On his blog, after The Doctor’s Wife aired, Neil Gaiman did a little Q&A about the episode, and at one point said, “I like mythologies, and I knew what a Dalek was and what planet it came from, or what TARDIS stood for when I was five, before I knew who Thor or Anubis were.” This is, more or less, exactly it. The significance of Doctor Who, first and foremost, is an entire mythology and system of storytelling that has been unspooling through my brain for nearly twenty years now.
This is the way of fandom. Anyone who lives and breathes in geek culture has their rabbit holes. The books or movies or television shows that grabbed them and began asserting gravity in their minds. Usually the gravity is a subtle thing. Most of us do not embark on too many major life decisions out of fandom. But it is a vast thing. How many Christmases would have had a completely different tenor had the bulk of the presents not been Christmas themed? How would my honeymoon with my ex-wife have gone had we not planned it around seeing David Tennant in Hamlet? How would middle school have gone if the bullying I got for liking something as weird as Doctor Who had been forced to find a different path of least resistance?
This last one is, perhaps, the most interesting. Most of our rabbit holes, after all, are somewhat generational. A generation has its narrative subcultures. Mine has its Transformers fans, its Labyrinth fans, its Babysitters Club fans. But the one thing my generation in America conspicuously lacks is any significant number of Doctor Who fans. This is not surprising. I was seven when the series was cancelled and in the wrong country. It was not something many people were going to get into, except by the odd vector I did – their parents happened to love it, and the love caught.
Even then, the series of events that led to my Doctor Who fandom feels odd. It comes down to, I suppose, the fact that my mother never does anything halfway. So when she and my father got into Doctor Who, of course they get a mammoth run of Target novels, of course they had the Peter Haining 20th Anniversary book, of course they had VHS tapes. And when I got into it, of course my mother bought a multi-region VCR so she could have access to more Doctor Who tapes. It’s not even that my family was particularly posh – we do fine for ourselves, and we’re a damn sight luckier than a lot of people. It’s just that my mother has that essential geek trait – the one that obviously passed onto me, given that I’m the sort to attempt an insane blog like this – of maniacal completes.
And so I ended up, in a real sense, out of the world. Fall out of the world with something of your culture – even something a bit obscure – and you’re fine. But 1970s British science fiction shows were not exactly socially advisable obsessions in the suburban public schools of early 90s America. Out of both time and out of place, my life of being a freak was well set out for me.
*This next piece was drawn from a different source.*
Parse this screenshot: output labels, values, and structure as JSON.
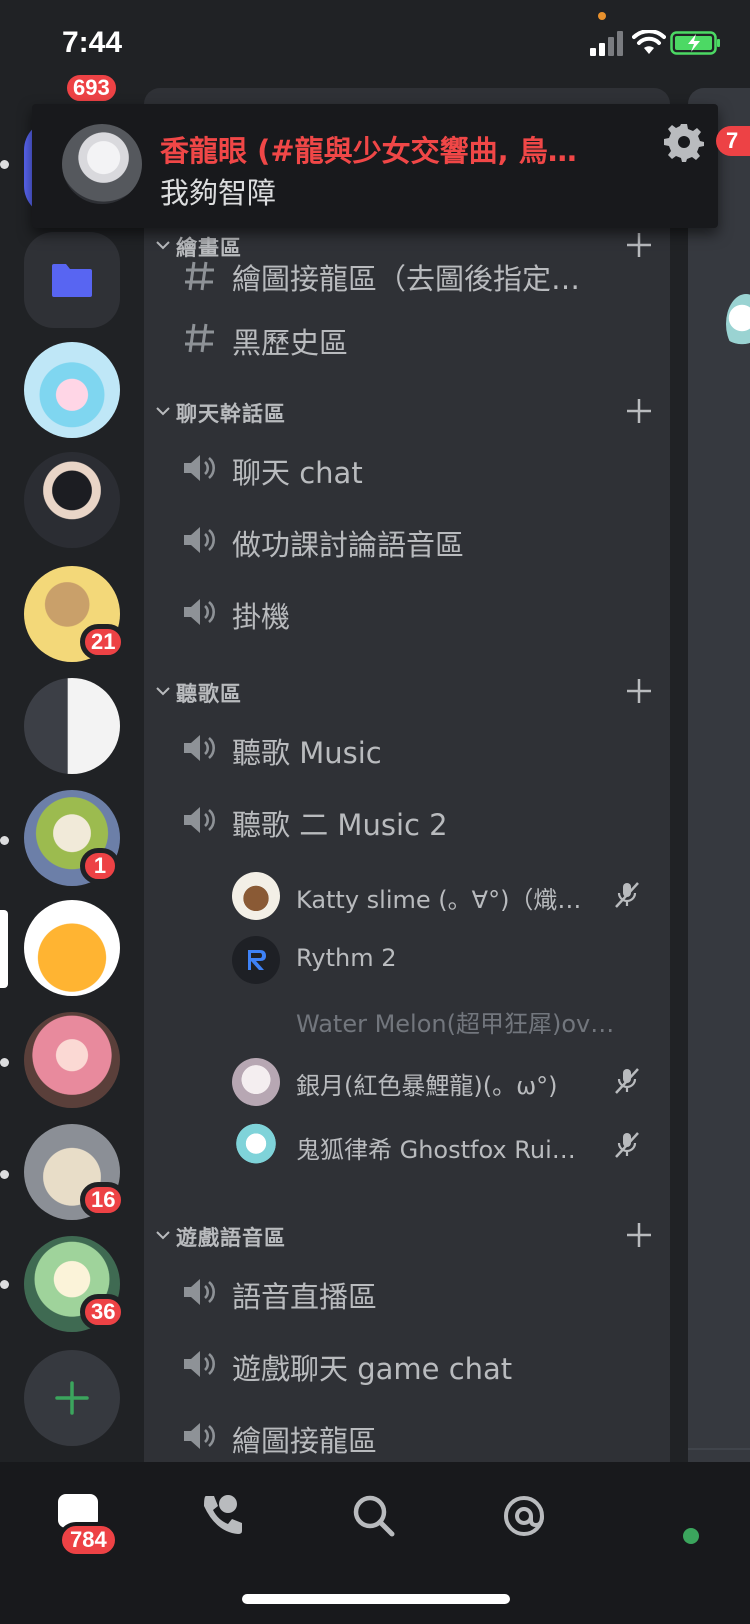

In this regard, at least, I was actually more suited for the other rabbit hole on offer for the British children of 1974: The Tomorrow People. Of the many iterations of “ITV’s answer to Doctor Who,” The Tomorrow People stands out as the one that people have the most fondness for. Certainly it’s the longest-running – the show debuted during Planet of the Daleks, and its last episode aired midway through The Armageddon Factor, and its lousy 90s revamp actually managed to last three series.
Unfortunately, it’s crap. I mean, this is a common phenomenon affecting most of the “ITV’s answer to Doctor Who” attempts, so it can’t really come as a surprise. Seriously, though, the days I was watching these ended up also being the days I was watching Monster of Peladon, and I was doing an episode each of Peladon and The Slaves of Jedikiah, and I’m not sure I’ve ever been more miserable watching television.
The problems with The Tomorrow People are numerous. First of all, you have the textbook example here of falling between two stools. The Tomorrow People has two ideas, one of which is brilliant and the other one of which is at least not offensively bad. The latter idea is a gang of plucky kids who fight various alien menaces. This is not, obviously, the most original insight into children’s sci-fi television ever devised, but we have surely not seen the last successful implementation of that idea even in 2011, so it’s tough to complain too much. Admittedly, even by the relatively meager standards of this idea, The Tomorrow People falls short. Every single actor in The Slaves of Jedikiah is excruciatingly bad, with both Sammie Windmill and Stephen Salmon being particularly gruesome. Admittedly neither were retained for the second series, so it’s entirely possible that as of Season 2 the quality of acting suddenly skyrockets. It’s also possible that I will win the lottery if I buy a ticket. I take neither bet. Especially because it’s not entirely clear that any actor could do well delivering the lines expected of this cast. Add this to a set of effects that make the show look like the low-rent Doctor Who knockoff it is and you have, well, a recipe for unfortunate things.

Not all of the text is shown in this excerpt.